Today is the Gay Pride parade. Amsterdam is even more welcoming than San Francisco, with rainbow flags festooning everything. The city is packed, but the museums have been empty. My only bit of pique is that the rainbow image has been co-opted to become the symbol of a single special interest group. I think rainbows should belong to everyone.
The Rijksmuseum is a great museum — and well-organized too. While the Hermitage was a bit of a disappointment (too much shlock, which is unsurprising when you think about the kitschy palaces), the Rijksmuseum was just fine.
If you’re in Holland, visit the Rembrandt House, where you can see a meticulous recreation of his home in the building he occupied for almost 20 years after Saskia died.

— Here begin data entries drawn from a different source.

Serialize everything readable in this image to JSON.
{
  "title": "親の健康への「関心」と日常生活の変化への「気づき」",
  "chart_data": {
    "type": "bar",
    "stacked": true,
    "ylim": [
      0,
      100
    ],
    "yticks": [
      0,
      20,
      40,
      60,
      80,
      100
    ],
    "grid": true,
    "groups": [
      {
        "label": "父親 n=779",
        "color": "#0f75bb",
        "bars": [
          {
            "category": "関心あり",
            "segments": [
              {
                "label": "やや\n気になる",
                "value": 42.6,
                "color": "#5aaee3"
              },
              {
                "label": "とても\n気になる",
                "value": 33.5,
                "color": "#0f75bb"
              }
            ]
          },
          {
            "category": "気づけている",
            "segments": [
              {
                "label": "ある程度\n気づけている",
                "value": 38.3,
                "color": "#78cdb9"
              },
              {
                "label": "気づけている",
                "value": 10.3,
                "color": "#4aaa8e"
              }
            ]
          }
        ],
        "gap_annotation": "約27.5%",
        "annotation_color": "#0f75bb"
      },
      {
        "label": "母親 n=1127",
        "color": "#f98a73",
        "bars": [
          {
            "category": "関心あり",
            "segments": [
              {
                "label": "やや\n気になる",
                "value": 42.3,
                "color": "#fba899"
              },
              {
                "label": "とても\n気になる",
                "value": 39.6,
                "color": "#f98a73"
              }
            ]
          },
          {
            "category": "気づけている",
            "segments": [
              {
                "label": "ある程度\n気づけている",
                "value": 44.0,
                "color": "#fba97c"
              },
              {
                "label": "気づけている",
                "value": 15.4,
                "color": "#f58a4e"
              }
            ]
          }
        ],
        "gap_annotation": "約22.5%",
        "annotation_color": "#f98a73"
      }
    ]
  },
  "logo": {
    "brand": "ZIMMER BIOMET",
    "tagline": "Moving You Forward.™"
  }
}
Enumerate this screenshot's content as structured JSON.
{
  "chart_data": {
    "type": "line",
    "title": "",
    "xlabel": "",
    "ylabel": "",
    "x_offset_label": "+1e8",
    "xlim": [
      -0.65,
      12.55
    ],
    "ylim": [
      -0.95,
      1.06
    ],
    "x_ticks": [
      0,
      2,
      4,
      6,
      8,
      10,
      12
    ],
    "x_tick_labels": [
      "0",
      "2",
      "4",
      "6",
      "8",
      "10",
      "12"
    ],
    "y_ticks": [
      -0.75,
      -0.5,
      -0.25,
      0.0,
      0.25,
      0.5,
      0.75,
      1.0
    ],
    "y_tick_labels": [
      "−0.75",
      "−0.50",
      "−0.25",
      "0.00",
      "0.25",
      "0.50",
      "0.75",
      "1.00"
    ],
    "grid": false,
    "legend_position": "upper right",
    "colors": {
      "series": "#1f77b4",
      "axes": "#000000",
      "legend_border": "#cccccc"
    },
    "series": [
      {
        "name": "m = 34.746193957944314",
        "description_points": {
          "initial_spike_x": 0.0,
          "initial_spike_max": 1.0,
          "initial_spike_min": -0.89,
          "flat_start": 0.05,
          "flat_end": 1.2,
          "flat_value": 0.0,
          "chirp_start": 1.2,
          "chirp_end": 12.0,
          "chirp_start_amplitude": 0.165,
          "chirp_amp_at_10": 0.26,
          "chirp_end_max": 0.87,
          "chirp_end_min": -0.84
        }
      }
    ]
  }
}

Anne Frank’s house has become a thriving industry since I saw it in 1980. The remodel is splendid in that it channels traffic skillfully so that every visitor gets a chance to walk through the Secret Annex. (Buy tickets online if you go there. The crowds waiting to get in are horrific.) The museum around the house focuses in tightly on Ann, her family, and her friends. It makes the Holocaust very personal but, by doing so, fails utterly to educate people about the Holocaust or fascism.
At the end if the museum, there’s a room with very short videos, many of which are about special interest demands against a greater European culture that is not bowing to their dressing, immigration, or marriage requirements. The videos begin by focusing on a fictional young person with needs, and then, having personalized that need, gives a brief, shallow, fairly even-handed look at the issue, whether it’s veils in schools, forcing Christian civil servants to perform gay marriages, or allowing people to serve in the military while wearing religious garb.
Having started each video with the personalization, everyone knows what they’re supposed to think. None of the videos delves into the deeper issues. For example, are the veil-wearing girls embracing Dutch culture, or undermining it? (E.g., are they fifth columnists, like Maj. Hasan, or multicultural patriots?) If the veil is a symbol of religious faith, that’s one thing. If it represents the thin edge if the wedge for sharia, it’s another. By simplifying and personalizing the matter, the Anne Frank museum manages to say that a country’s desire to protect certain laudable institutions against a self-professed form of religious fascism is tantamount to Nazis killing Anne Frank.
I watched about ten or twelve videos, and the only nod to antisemitism was in the video about Holocaust Denial on YouTube.
I’m homesick. My idea of a good trip is about two weeks. Being gone for 27 days drains me. Even a good trip — and this was good — can go on too long.